A high-level aquascaper will be thinking about every detail, but for beginner's to the design-aspect I'd say to focus most of your efforts on mid-ground design. Even for advanced scapers, the most critical decisions with the lay out are probably made in the mid-ground, with the position of hardscape and mid-ground plants. They are the foundation of the lay-out. 

Whether you figure out the fore or backgrounds, with a strong and nice mid-ground lay out, you will get the satisfaction you're looking for of "Having a nice tank." Well, that's what most are looking for when they come here.
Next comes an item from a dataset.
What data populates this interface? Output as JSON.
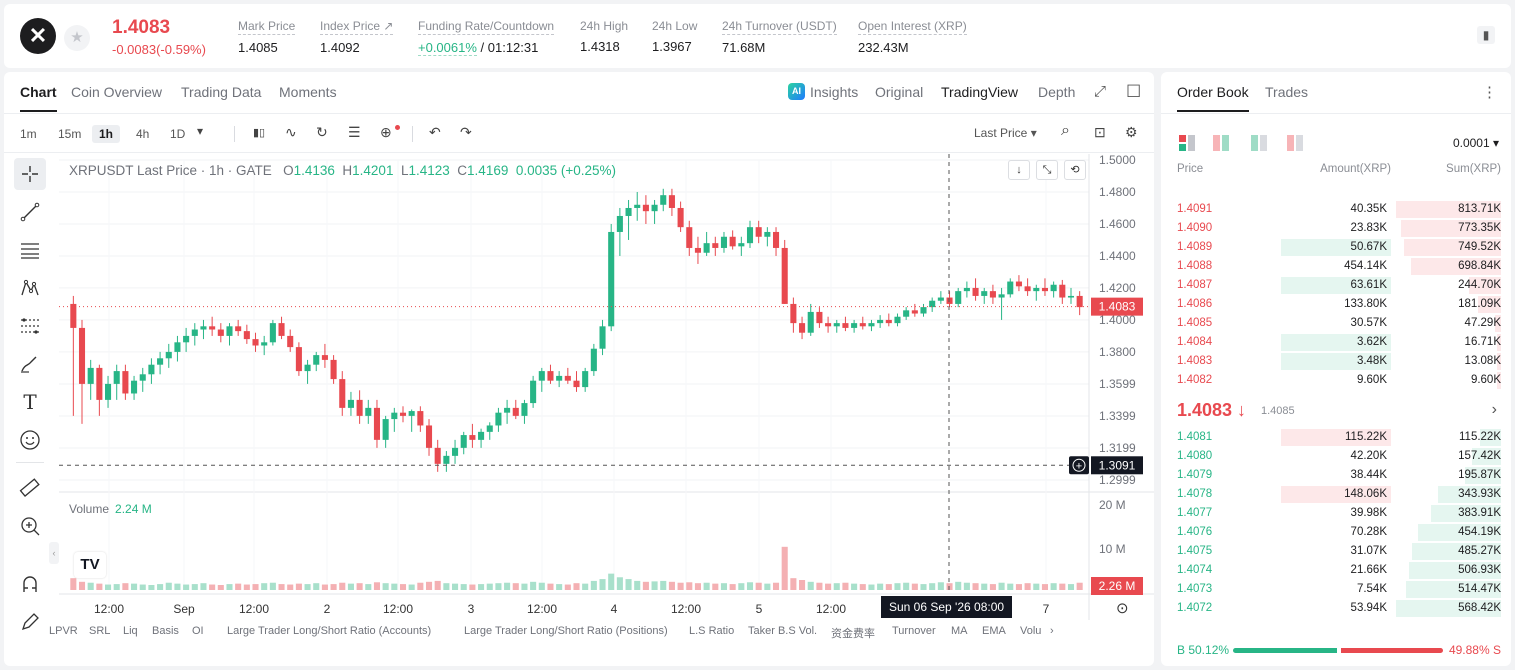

You might be more ambitious than that-- I can't know so sorry if you are.

When they enter planted tanks, most people are impressed most by the sparkling carpets and brilliant red stem plants in the background. It's because they focus on these parts first that they miss the real design-aspect of aquascaping. Even if they succeed as plant-growers, they still think "I'm no good at aquascaping" because their tank has never looked like a great design. Well, a wall behind a field doesn't have any depth or visual strenghth.

If you say, "The midground is somewhat empty," then I'd tell you that it's the part you want to think about the most.

For the basic aquascaping, choosing background plants before thinking about mid-ground design, is like putting the cherry in the sunday dish before putting the ice cream in.

I hope that helps.


----------



## Mud Pie Mama (Jul 30, 2006)

greenmiddlefinger said:


> the problem usually isn't the background. It's the midground.
> 
> ........ Well, a wall behind a field doesn't have any depth or visual strenghth.
> 
> ...


Steve,

I think this is a very useful point. You've explained this so well. I especially love your metaphors. Thanks for such a great tip.


----------